Example: an employee of a California bank believed he would be fired at some point so he created a virus alarm clock that would create havoc if he was fired. Eventually, he did get fired and that virus alarm clock worked – and shut down the bank’s IT operations.
The last thing FIs want is business discontinuity, especially in their busiest periods. How can credit unions best ensure they sustain excellent continuity?
Data protection is crucial – for customers and for compliance. Here are some ideas to help your business-continuity programs.
No. 1: Avoid situations that could jeopardize the safety of your company’s data. Transferring data to a remote site where fewer staff members are on duty can increase risks. Keeping it onsite with encryptions can prove to be more secure, but that doesn’t allow for remote recovery when needed.
No. 2: Time stamps help replicate and back up data. If a virus or breach occurs, a time stamp can be quickly found before the incident and restore everything back to that time, helping the system back up and rebuild corrupted data.
No. 3: Encourage senior management to get on board for today’s increased data-protection risks. This can help secure the budget to put security blocks into place. One CIO proudly noted that he secured funds to protect against every security problem that anyone can think of because he makes it clear what damage business discontinuity can trigger.
No. 4: Consider hiring a hacker for your data-recovery site. Sounds odd, but one hacker claims it’s much easier to hack a company when it’s on its data-recovery site. Why? He said IT staffs don’t do as much due diligence on a backup site to protect data. Even though these sites are audited, they’re smaller with smaller staffs.

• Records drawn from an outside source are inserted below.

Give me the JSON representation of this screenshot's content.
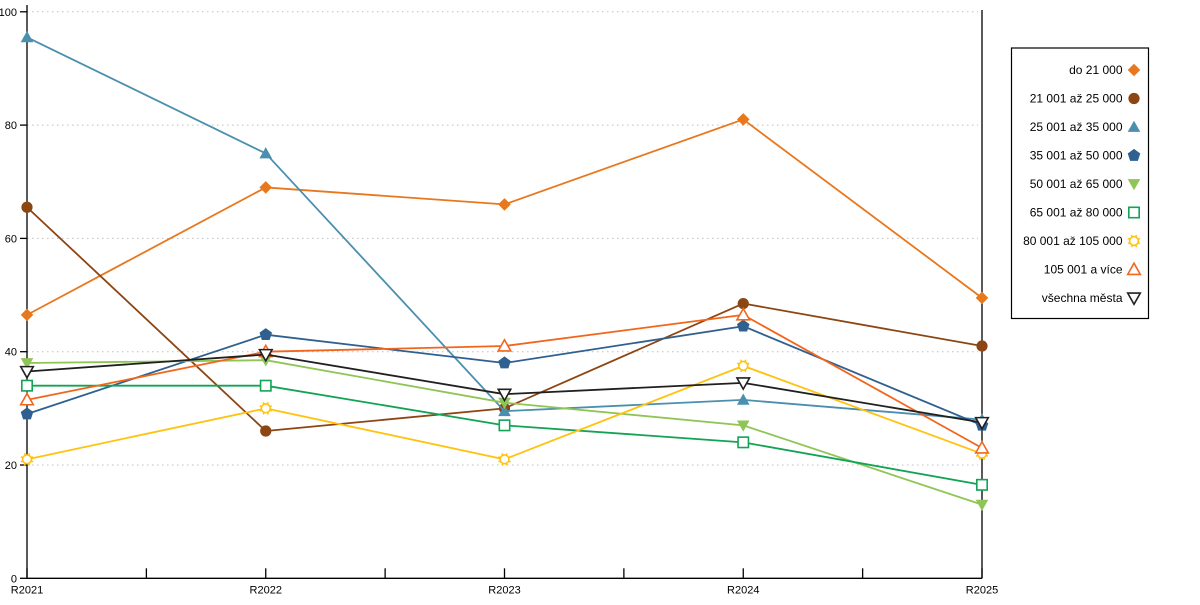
{
  "chart_data": {
    "type": "line",
    "title": "",
    "xlabel": "",
    "ylabel": "",
    "categories": [
      "R2021",
      "R2022",
      "R2023",
      "R2024",
      "R2025"
    ],
    "ylim": [
      0,
      100
    ],
    "yticks": [
      0,
      20,
      40,
      60,
      80,
      100
    ],
    "grid": "horizontal dotted gridlines at every 20 units",
    "legend_position": "right, boxed, text right-aligned with marker at right",
    "series": [
      {
        "name": "do 21 000",
        "marker": "diamond-filled",
        "color": "#E8781E",
        "values": [
          46.5,
          69,
          66,
          81,
          49.5
        ]
      },
      {
        "name": "21 001 až 25 000",
        "marker": "circle-filled",
        "color": "#8C4613",
        "values": [
          65.5,
          26,
          30,
          48.5,
          41
        ]
      },
      {
        "name": "25 001 až 35 000",
        "marker": "triangle-up-filled",
        "color": "#4A8FAD",
        "values": [
          95.5,
          75,
          29.5,
          31.5,
          28
        ]
      },
      {
        "name": "35 001 až 50 000",
        "marker": "pentagon-filled",
        "color": "#2F608F",
        "values": [
          29,
          43,
          38,
          44.5,
          27
        ]
      },
      {
        "name": "50 001 až 65 000",
        "marker": "triangle-down-filled",
        "color": "#8FC556",
        "values": [
          38,
          38.5,
          31,
          27,
          13
        ]
      },
      {
        "name": "65 001 až 80 000",
        "marker": "square-open",
        "color": "#12A355",
        "values": [
          34,
          34,
          27,
          24,
          16.5
        ]
      },
      {
        "name": "80 001 až 105 000",
        "marker": "circle-open-sun",
        "color": "#FFC20E",
        "values": [
          21,
          30,
          21,
          37.5,
          22
        ]
      },
      {
        "name": "105 001 a více",
        "marker": "triangle-up-open",
        "color": "#F2661C",
        "values": [
          31.5,
          40,
          41,
          46.5,
          23
        ]
      },
      {
        "name": "všechna města",
        "marker": "triangle-down-open",
        "color": "#202020",
        "values": [
          36.5,
          39.5,
          32.5,
          34.5,
          27.5
        ]
      }
    ],
    "colors": {
      "axis": "#000000",
      "gridline": "#c0c0c0",
      "legend_border": "#000000",
      "background": "#ffffff"
    }
  }
}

No. 5: Provide customers with regular updates about privacy regarding their account and personal information. They should address privacy and mobile apps, using question-and-answer and fact sheets to clearly explain what the credit union is doing on the privacy front. Increasingly, transparency is critical when addressing data privacy and safety with customers.
When IT systems go down and customers are directly affected or just inconvenienced, these situations may not make the news headlines, but the impact on business can be profound. It raises the question of why credit unions and other FIs often spend 80% of their IT budget protecting against downtime and only 20% facilitating data recovery.

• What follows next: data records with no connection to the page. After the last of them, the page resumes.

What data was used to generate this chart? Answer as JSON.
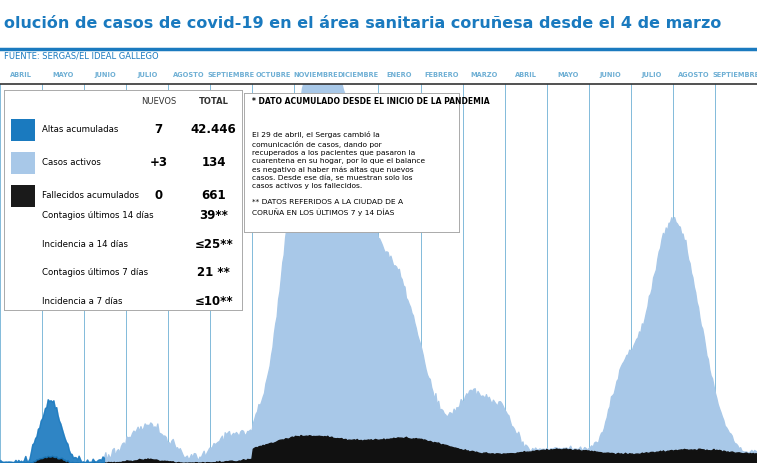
{
  "title": "olución de casos de covid-19 en el área sanitaria coruñesa desde el 4 de marzo",
  "source": "FUENTE: SERGAS/EL IDEAL GALLEGO",
  "title_color": "#1a7abf",
  "source_color": "#1a7abf",
  "months": [
    "ABRIL",
    "MAYO",
    "JUNIO",
    "JULIO",
    "AGOSTO",
    "SEPTIEMBRE",
    "OCTUBRE",
    "NOVIEMBRE",
    "DICIEMBRE",
    "ENERO",
    "FEBRERO",
    "MARZO",
    "ABRIL",
    "MAYO",
    "JUNIO",
    "JULIO",
    "AGOSTO",
    "SEPTIEMBRE"
  ],
  "legend_items": [
    {
      "label": "Altas acumuladas",
      "color": "#1a7abf",
      "nuevos": "7",
      "total": "42.446"
    },
    {
      "label": "Casos activos",
      "color": "#a8c8e8",
      "nuevos": "+3",
      "total": "134"
    },
    {
      "label": "Fallecidos acumulados",
      "color": "#1a1a1a",
      "nuevos": "0",
      "total": "661"
    }
  ],
  "extra_rows": [
    {
      "label": "Contagios últimos 14 días",
      "total": "39**"
    },
    {
      "label": "Incidencia a 14 días",
      "total": "≤25**"
    },
    {
      "label": "Contagios últimos 7 días",
      "total": "21 **"
    },
    {
      "label": "Incidencia a 7 días",
      "total": "≤10**"
    }
  ],
  "note_box_title": "* DATO ACUMULADO DESDE EL INICIO DE LA PANDEMIA",
  "note_box_body": "El 29 de abril, el Sergas cambió la\ncomunicación de casos, dando por\nrecuperados a los pacientes que pasaron la\ncuarentena en su hogar, por lo que el balance\nes negativo al haber más altas que nuevos\ncasos. Desde ese día, se muestran solo los\ncasos activos y los fallecidos.\n\n** DATOS REFERIDOS A LA CIUDAD DE A\nCORUÑA EN LOS ÚLTIMOS 7 y 14 DÍAS",
  "chart_bg": "#ffffff",
  "grid_color": "#6eafd4",
  "area_color_active": "#a8c8e8",
  "area_color_deaths": "#111111",
  "wave1_active": 120,
  "wave2_active": 80,
  "wave3_active": 700,
  "wave4_active": 280,
  "wave5_active": 220,
  "wave6_active": 110,
  "wave7_active": 500
}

No. 6: Explore using a managed-services provider for BC purposes. More FIs are using third-party vendors that handle BC chores, allowing the IT staff to rest easier and handle other projects. MSPs have resources that FIs may not have and can handle responsibilities such as increased monitoring, compliance regulation and recovery testing.
Read more: MSPs and the Cloud ...
Managed-Services Providers and the Cloud
An MSP can ensure continuous access via the cloud. More credit unions and other FIs are moving to the cloud, and putting their websites and other public information there. This frees up personnel and computing resources. They can tier information for security and/or recovery purposes and protect the most critical resources.

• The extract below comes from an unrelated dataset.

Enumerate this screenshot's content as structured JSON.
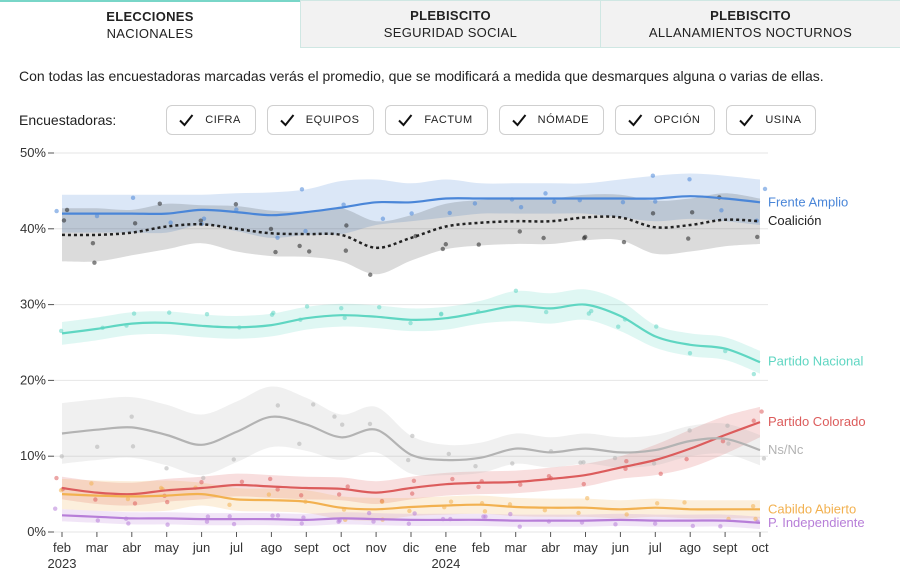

Here’s one horror tale of an FI that would have benefited from an MSP. Before it faced a major crisis, the bank had identified 20% of its applications and data as being mission-critical and it had that material on backup tapes. But when it lost its data center in a crisis, it couldn’t begin rebuilding its system until it shipped the mission-critical data tapes to the backup facility. It took two weeks to reload.
In the meantime, customers couldn’t access ATMs or get their information from the website. The bank lost quite a few customers who assumed the FI hadn’t perceived the value of those apps to the business and its customers.
For the most part, credit unions simply don’t have the budgets to send IT staff to backup data centers that may be in another state. This explains why it pays to use MSPs who can handle those chores themselves, especially if they’re near the credit union site.
Hurricane Sandy along the Northeast coast also caught many credit unions off-guard because many customers couldn’t access ATMs. As a result, more consumers are asking FIs about security protection on their mobile phones and laptops.
At some point, a serious disruption is bound to occur. It will pay to have a solid and seamless process in place, with mission-critical data encrypted, that brings the business system right back up without customers knowing that anything had happened.